Enfim, Bolsonaro anunciou o novo ministro das Relações Exteriores. Havia gente reclamando. As falas do governo eleito provocaram atritos para quase todo lado: países árabes, China, Cuba, Noruega e Holanda. A esperança é que um novo chanceler unifique o discurso e o cubra de um verniz diplomático para atenuar os choques.
Mas as ideias do novo chanceler, Ernesto Araújo, acabaram deslocando a inquietação para outro nível. Não as conhecemos no conjunto, apenas fragmentos de artigos teóricos e posts em sua rede social. Ele acha que Trump pode conduzir a salvação de um Ocidente apático, a partir da tradição cultural, principalmente a ânsia por Deus. Como ele, é cético em relação ao aquecimento global. Certamente, será combatido pela sua fé e sua descrença política em fatos em que a maioria dos cientistas acredita.

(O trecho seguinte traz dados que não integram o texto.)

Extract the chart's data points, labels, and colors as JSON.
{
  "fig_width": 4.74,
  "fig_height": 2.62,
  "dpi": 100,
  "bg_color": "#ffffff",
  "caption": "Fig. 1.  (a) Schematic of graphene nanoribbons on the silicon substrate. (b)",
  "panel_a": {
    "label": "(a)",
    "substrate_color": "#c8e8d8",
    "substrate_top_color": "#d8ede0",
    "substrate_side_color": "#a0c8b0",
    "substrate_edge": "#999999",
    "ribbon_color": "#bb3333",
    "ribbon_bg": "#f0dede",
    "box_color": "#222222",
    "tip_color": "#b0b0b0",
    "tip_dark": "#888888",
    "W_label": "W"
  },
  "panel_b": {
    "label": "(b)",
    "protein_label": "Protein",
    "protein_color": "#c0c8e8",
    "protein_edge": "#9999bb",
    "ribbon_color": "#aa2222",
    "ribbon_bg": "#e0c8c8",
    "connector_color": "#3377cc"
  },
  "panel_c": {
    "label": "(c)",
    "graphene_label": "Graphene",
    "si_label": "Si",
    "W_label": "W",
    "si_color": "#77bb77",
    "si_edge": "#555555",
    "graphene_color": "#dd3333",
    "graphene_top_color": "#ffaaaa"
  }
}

Isso não me surpreende tanto. Na verdade, a política, num século em que a religião regrediu, procura de todas as formas substituí-la no imaginário popular. Em muitas ocasiões, mencionei o caráter religioso do marxismo, com sua visão de paraíso e seu script determinista da história. Ela nos garante a vitória final, como os cristãos creem na subida aos céus, apesar da sucessão de derrotas cotidianas.
Além das notas sobre o marxismo, tenho mencionado a crítica de John Gray à nova direita inglesa, baseada também na denúncia dos elementos religiosos do Iluminismo, da expectativa de ocupar o mundo com o livre comércio e a democracia liberal.
Numa idade de fé minguante, tanto marxismo quanto liberalismo investem esperanças transcendentais no seu projeto de mudar o mundo. A julgar pelos fragmentos do texto do chanceler Ernesto Araújo, sua concepção é diretamente religiosa. As esperanças transcendentais não se se escondem nem se disfarçam como nas teorias modernas. Elas não substituem uma visão religiosa: são a própria visão religiosa.
Como todo idealismo, você pode discuti-lo por dentro, questionar sua lógica. O melhor, no entanto, é partir do mundo real, onde a política é uma humilde tentativa de acomodação mútua na busca de um modus vivendi. Tanto Bolsonaro quanto Hassan Rouhani, do Irã, têm de traduzir suas crenças em passos concretos e, neste momento, é que serão avaliados com mais rigor.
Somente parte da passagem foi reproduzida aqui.